Remaining gap vs “gold”: optional **`read_documents`** naming cleanup for agents, and ongoing prompt/UI wording to say “fact” where the wire is fact-shaped.

---

## 7. Code roadmap (remaining)

### Phase A — Query / chat (done for default path)

Policy, workspace removal, **`read_facts`**, tests, and **`CHAT.md` / `QUERY_INTERNALS.md`** updates for the facts path are in place. Optional: env flag for any future non-fact evidence mode.

### Phase B — `kb docs generate` (done)

Fact block in prompts; refuse when no facts; **`acceptDraft`** guards zero **`supportingFactIds`**.

### Phase C — Ingest: deterministic + semantic facts from sources (**done**)

**Done:**
- **`document-facts`** init cycle runs after **`read-inputs`**, calling `ingestSourceMarkdownFilesAsFacts` (`src/core/scan-fact-ingest.ts`) over `context.sourceFiles` — same segmentation policy as document writer ingest, `source_ref` like `README.md#s0`, placeholder triplets.
- **`code-facts`** init cycle runs right after **`document-facts`**. It calls `ingestCodeFilesAsFacts` (`src/core/code-fact-extract.ts`) over `context.codeFiles`: a per-file LLM call returns `{ module_summary, facts: [{ sentence, triplet, anchor }] }`; rows land as `source_kind = 'import_code'` with `source_ref = code:<path>@<anchor>#<contentHash>`. Per-anchor diff against prior rows handles supersede/tombstone, so **rerunning on unchanged content is idempotent** and `kb scan` only re-extracts files whose `sha256` changed (tracked in `code-facts-manifest.json`).

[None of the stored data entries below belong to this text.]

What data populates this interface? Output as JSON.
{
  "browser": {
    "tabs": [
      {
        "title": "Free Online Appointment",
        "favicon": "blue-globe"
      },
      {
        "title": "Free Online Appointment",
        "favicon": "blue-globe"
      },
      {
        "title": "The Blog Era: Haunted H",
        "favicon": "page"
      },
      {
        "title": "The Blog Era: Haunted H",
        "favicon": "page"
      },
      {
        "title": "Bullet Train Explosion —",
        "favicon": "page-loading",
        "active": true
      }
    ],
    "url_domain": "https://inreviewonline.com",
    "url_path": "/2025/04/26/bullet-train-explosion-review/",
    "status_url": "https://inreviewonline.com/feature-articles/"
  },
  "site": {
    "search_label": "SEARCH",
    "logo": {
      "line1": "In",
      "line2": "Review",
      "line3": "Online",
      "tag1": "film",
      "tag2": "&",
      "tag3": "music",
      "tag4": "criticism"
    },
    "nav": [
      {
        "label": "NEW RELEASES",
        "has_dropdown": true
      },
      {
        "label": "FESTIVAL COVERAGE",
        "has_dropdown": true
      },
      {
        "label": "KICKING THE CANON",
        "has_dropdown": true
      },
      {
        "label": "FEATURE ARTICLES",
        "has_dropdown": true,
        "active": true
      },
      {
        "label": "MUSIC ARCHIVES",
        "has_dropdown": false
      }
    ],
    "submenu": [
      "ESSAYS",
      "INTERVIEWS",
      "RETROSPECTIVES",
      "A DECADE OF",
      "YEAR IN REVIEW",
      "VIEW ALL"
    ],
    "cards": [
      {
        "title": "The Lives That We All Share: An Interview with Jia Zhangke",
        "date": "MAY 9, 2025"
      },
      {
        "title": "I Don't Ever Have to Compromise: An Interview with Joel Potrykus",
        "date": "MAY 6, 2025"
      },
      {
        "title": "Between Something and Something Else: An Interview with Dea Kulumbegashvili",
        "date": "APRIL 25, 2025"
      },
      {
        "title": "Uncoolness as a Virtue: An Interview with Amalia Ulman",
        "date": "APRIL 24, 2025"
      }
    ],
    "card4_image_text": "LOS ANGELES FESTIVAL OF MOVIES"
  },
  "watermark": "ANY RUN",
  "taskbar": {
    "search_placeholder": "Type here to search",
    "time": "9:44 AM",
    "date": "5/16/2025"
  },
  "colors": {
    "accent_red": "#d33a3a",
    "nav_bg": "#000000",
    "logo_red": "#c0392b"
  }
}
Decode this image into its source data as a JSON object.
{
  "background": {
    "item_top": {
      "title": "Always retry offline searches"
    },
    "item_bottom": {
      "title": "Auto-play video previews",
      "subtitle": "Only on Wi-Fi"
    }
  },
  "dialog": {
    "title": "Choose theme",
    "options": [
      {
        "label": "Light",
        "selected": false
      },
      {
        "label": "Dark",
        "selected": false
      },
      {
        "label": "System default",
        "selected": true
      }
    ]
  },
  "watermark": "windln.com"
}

The graph is still built from fact triples (`rebuildFactGraph`); **no separate AST table**.

**Surface for refreshing sources:** **`kb scan`**.

### Phase D — Documents as artifacts

Browse via **`kb docs`** / **`kb facts`**; query path does not read markdown chunks.

### Phase E — Docs, eval, dogfood

Keep **`facts-architecture.md`**, **`EVALUATION.md`**, and eval harness assertions aligned as behavior evolves.

### Exit criteria (“gold”)

- **Ingest** fills **`facts`** deterministically from markdown sources as the default bootstrap story.
- Tests + eval harness green; surfaces consistently describe **facts** as the live Q&A substrate.